Monday, May 28, 2018

Crazy Horse Memorial

Happy Memorial Day!  I don't know how it happens but the blog gets caught up and in a matter of hours, I'm already behind again...that's where I am today.  We've been to so many places this weekend, I'm going to have to spend the majority of the day tomorrow playing catch up.  But, for tonight, I'll write about our adventure yesterday to the Crazy Horse Memorial just outside Custer, South Dakota.
Crazy Horse Memorial is NOT part of the National Parks System, however I feel that it really should be and showcase the importance of the Native American Indian in America.  Crazy Horse is located right in the center of the Black Hills of South Dakota and the mountain that it is being carved out of is 6,532 feet - the 27th highest mountain in South Dakota.  Sculptor Korczak Ziolkowski and Lakota Chief Henry Standing Bear chose the site for this wonderful granite sculpture in the making.  The Crazy Horse Memorial Foundation is at the heart of the project and the goal is to preserve and protect the culture, tradition and heritage of all North American Indians.  When completed, Crazy Horse will be the largest sculptural carving in the entire world.
Because this is Memorial Weekend, Crazy Horse honors this holiday by allowing free admittance to the park the entire weekend.  There are also a few other holidays where admittance is free (the only catch is that you bring 3 canned good food items to donate to KOTA Care & Share Food Drive).  Usually, the admittance fee is as follows:

$30 per car - more than 2 people
$24 per car - 2 people
$12 - 1 person
$7 - Motorcycle or Bicycle
Free - Children 6 years and under

Waived Admission to all Storytellers (see below) who present their card.

Free admission always to Native Americans, Active Military, Custer County Residents, Boy/Girl Scouts in Class A or B uniform, pre-approved certificates or passes for special events, Children un 6 years and Black Hill & Badlands VIP Card holders.

Crazy Horse is RV and Bus friendly so you can bring the whole gang when you come and they are also handicap accessible.  But, they don't stop there.  You can also bring you leashed dog on the property!  If they are inside, only service dogs are allowed, however you can pick up and hold your pet inside.  Also, they can be outside on leash - just not in any buildings.  Remember to bring some poop bags to clean up after your pooch.
Crazy Horse Memorial isn't just a blasting zone.  They have thoroughly thought of every aspect to inform and instruct you in a pleasant way about the life of the American Indian by movie, exhibits and the largest store of original items for sale.  As you can see by this Crazy Horse Map, there is something of interest to everyone!
The Visitors Center when you first come through the doors is packed with historical items ranging from clothing, photos, beading, dolls, guns, bronze, and much more!  There is also a huge information desk with multiple people to answer all your questions.  Here's a very small sampling of what you'll see inside!
Being a genealogist, I really LOVED seeing Crazy Horse's pedigree chart!!
And, not only that, they also have an exhibit on Korczac, the man who had the vision of the memorial as well as an ongoing and constant Native American artisan exhibition hall called the Native American Educational and Cultural Center where you can watch artisans at work and purchase their items.  And, it doesn't stop there!  The gentleman in the yellow shirt way in the back to the right of the flags, sat and talked with me in great length on how to bead.  He was very friendly and knowledgeable and I was grateful for his willingness to educate me.
After Wounded Knee in 1890, two infants were found alive near their mothers
This little boy was adopted by General Colby.
Another female child was adopted by Mrs.
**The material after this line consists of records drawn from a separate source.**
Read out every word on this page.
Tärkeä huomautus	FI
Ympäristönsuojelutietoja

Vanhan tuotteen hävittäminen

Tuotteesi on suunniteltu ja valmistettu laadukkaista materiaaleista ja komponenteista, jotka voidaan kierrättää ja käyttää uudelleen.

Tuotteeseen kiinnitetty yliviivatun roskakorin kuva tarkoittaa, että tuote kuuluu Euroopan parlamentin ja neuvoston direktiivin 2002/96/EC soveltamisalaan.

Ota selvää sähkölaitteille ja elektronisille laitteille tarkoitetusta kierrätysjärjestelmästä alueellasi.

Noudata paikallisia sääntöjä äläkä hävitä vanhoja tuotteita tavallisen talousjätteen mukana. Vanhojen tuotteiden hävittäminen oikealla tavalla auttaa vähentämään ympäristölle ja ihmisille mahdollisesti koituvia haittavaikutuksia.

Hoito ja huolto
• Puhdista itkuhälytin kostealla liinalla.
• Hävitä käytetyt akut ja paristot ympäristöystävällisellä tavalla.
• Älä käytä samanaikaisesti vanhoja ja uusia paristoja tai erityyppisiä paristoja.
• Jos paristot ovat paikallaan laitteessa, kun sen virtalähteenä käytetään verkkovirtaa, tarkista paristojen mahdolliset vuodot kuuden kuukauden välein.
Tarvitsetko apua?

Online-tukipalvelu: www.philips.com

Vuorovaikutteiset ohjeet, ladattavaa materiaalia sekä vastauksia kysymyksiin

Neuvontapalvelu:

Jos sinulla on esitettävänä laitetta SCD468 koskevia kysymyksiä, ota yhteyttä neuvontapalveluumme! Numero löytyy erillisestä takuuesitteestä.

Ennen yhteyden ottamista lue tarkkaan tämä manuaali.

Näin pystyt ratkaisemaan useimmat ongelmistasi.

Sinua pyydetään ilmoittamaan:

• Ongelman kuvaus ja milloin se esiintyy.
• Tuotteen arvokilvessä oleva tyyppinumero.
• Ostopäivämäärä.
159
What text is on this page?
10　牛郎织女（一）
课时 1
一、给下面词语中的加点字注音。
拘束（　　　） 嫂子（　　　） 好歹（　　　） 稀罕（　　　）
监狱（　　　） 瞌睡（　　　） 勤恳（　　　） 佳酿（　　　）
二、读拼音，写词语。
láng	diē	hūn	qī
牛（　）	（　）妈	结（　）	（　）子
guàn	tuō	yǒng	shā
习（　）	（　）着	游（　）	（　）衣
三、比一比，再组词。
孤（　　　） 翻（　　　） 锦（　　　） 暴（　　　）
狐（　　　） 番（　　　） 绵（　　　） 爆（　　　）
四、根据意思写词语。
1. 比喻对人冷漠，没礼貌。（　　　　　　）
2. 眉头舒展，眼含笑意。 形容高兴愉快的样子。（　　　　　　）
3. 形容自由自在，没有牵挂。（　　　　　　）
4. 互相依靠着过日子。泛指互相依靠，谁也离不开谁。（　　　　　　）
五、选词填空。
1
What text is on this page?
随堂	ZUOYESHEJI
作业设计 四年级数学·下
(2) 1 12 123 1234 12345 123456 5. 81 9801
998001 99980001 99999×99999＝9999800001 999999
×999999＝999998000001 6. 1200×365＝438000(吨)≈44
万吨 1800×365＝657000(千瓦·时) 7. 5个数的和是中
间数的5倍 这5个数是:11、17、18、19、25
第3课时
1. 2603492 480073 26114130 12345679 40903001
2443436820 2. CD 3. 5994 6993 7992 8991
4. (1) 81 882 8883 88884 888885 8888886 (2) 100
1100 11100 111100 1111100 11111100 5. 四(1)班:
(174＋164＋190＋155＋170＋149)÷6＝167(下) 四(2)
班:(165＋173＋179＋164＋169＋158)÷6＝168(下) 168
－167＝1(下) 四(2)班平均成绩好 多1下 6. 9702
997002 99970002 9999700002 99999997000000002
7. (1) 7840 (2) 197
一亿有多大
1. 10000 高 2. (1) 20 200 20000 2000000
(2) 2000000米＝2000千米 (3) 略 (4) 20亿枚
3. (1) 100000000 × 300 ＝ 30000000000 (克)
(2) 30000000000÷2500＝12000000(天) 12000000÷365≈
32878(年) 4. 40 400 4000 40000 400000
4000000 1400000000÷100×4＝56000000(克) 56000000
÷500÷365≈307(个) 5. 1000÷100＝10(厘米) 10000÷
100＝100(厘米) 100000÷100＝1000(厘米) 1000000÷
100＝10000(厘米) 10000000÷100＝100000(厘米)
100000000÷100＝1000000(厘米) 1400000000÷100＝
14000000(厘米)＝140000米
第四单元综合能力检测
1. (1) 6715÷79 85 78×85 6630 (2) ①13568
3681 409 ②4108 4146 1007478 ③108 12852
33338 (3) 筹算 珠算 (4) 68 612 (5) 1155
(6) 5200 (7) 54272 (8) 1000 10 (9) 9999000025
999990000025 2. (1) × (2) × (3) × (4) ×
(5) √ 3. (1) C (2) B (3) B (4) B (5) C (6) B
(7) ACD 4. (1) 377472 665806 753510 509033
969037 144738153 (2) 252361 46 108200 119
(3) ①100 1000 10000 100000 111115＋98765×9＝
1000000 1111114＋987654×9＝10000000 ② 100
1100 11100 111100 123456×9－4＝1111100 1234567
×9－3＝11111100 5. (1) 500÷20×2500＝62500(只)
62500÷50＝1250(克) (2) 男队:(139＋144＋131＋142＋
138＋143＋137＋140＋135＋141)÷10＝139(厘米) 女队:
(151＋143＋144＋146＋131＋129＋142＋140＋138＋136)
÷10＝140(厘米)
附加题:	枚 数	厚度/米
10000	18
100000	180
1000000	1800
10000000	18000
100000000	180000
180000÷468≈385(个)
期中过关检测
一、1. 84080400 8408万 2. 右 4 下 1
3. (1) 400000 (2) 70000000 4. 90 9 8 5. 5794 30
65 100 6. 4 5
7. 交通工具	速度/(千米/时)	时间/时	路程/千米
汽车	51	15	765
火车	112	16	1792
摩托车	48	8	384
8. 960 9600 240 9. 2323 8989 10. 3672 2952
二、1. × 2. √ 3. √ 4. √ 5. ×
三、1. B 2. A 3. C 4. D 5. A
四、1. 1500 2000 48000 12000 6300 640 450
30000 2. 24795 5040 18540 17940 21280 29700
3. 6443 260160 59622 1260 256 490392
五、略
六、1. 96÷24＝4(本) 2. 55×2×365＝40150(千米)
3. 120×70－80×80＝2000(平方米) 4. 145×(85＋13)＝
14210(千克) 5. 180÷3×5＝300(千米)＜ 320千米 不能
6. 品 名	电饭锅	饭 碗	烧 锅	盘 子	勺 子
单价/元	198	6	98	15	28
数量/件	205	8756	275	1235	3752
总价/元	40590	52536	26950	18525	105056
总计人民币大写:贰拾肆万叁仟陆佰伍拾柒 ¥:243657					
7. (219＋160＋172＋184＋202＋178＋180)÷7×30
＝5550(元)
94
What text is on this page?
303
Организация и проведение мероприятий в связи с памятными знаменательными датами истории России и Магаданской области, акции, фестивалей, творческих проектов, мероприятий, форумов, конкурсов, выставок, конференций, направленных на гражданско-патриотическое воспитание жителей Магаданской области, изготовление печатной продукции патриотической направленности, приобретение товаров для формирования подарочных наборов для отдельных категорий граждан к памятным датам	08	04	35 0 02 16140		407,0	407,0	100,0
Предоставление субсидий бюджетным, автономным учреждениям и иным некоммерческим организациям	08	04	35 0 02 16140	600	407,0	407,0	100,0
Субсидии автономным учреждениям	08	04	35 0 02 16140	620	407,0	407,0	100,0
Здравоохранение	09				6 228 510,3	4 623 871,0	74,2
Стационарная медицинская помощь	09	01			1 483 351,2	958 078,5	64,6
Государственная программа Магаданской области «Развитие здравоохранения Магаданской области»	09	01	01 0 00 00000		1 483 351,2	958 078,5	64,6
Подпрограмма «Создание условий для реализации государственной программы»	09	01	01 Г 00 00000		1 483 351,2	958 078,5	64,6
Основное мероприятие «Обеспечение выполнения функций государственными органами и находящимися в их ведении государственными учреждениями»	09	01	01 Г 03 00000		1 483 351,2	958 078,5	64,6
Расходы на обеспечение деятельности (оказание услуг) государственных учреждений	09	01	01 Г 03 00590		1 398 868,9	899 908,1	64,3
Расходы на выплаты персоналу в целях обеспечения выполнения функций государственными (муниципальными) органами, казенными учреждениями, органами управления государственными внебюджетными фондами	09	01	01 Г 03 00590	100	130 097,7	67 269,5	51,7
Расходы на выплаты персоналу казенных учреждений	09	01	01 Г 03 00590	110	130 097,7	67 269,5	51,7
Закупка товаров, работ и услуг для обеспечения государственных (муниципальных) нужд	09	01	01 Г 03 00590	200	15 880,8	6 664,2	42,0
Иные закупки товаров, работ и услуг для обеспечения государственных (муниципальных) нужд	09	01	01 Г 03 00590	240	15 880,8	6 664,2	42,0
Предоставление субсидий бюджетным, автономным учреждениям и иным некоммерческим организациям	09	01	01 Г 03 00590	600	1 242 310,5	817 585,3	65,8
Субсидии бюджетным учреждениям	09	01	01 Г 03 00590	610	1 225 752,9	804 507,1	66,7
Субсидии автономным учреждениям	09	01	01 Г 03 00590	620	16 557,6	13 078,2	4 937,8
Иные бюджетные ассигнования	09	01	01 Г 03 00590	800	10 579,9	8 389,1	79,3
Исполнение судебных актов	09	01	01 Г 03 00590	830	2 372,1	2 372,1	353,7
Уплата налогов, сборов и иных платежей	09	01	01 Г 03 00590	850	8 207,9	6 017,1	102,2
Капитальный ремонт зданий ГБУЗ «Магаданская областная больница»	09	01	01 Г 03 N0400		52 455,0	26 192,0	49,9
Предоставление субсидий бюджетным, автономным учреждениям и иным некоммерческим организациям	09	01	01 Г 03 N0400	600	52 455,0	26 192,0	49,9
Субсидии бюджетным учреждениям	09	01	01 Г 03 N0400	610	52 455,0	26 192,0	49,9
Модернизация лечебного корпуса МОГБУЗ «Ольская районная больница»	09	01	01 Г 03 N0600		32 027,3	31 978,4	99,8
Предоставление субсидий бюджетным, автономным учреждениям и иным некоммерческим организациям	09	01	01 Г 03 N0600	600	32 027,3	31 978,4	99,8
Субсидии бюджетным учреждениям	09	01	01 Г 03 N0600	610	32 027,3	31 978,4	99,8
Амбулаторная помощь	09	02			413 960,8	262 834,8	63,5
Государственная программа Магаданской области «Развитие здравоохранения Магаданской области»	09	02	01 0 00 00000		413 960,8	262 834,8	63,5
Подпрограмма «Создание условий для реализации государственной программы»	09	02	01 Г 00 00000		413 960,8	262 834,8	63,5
Allison Mailer, a wealthy New York lady.
They have have a fabulous bison exhibit in the basement of the artisan hall.  Plus, while many national parks and memorial prohibit you from taking rock, there is a rock bin for you to take as many rocks as you want (it would be great to leave a small donation for the rock to help the progress of the memorial).  Scott and I took the quiz they had and we got just about every one correct.  Had we read the questions slower we probably would have had them all right.  I'm such a bison fanatic, I'm shocked I missed one.
Do you get hungry?  There's also a restaurant and cafe of snacks just for you outside where the observation area is.  When we were there, we were fortunate to watch dancing by two talented hoop dancers!
Here is a video of one of the dances:
There's always something happening at Crazy Horse.  Be sure to check out the monthly activities here.  And, there are also night laser light shows (May 25- Oct 30) and night blasts for your nighttime pleasure.  You'll want to remember that Crazy Horse is an on-going event so you may see workmen hanging around doing their thing.  Native Americans Day is Oct 8th this year also.
Web Photo
Now, I mentioned the gift shop at Crazy Horse, but it really something special.  Here's a link on their website.  We actually stopped and watched a man named Randy Price, craving with a little saw, the inside of US minted coins to make the most spectacular jewelry!  We bought our Granddaughter a friendship necklace and I bought Buffalo Nickel earrings with a matching necklace.  I'll be sending Randy a 1898 Silver Dollar to have him cut out for me this fall after the summer rush is over.  He was an amazing artisan!
The jewelry I bought...of course, bison is my theme!!
Here is a video of Randy at work finishing up a carving.  This is a MUST WATCH VIDEO.  You'll be amazed as we were!
Finally, I love Native American Beading - I've always been attracted to it and they had a nice exhibit on display of some of the 70 TONS of beads acquired by the owner of Prairie Edge in Rapid City (where I'll be getting some beads this week)!  Beautiful art work and information.
This article is about these beads (right and below) that the Indians traded for worth $24
so the Dutch could purchase Long Island back in the 1626!  WOW!
And, lastly a few more photos of some other artifacts at the center.  There's just SO MUCH to see.  It's quite the place!
Dying Chart
Crazy Horse's Chief Headdress
Also to note, you can take a van ride a mile away to under the blasting zone to get a closer look of Crazy Horse.  Van shuttles cost $4 per person and run every 30 minutes.  If you really want an up close and person look, by donating $125 to the Crazy Horse Memorial Foundation, you become a Crazy Horse Story Teller and are entitled to go up on top of crazy horse and view everything really close!  Please note that these special van ride are only available Monday - Friday in the late afternoon and all day on Saturday and Sunday when the workers aren't up there and weather permitting.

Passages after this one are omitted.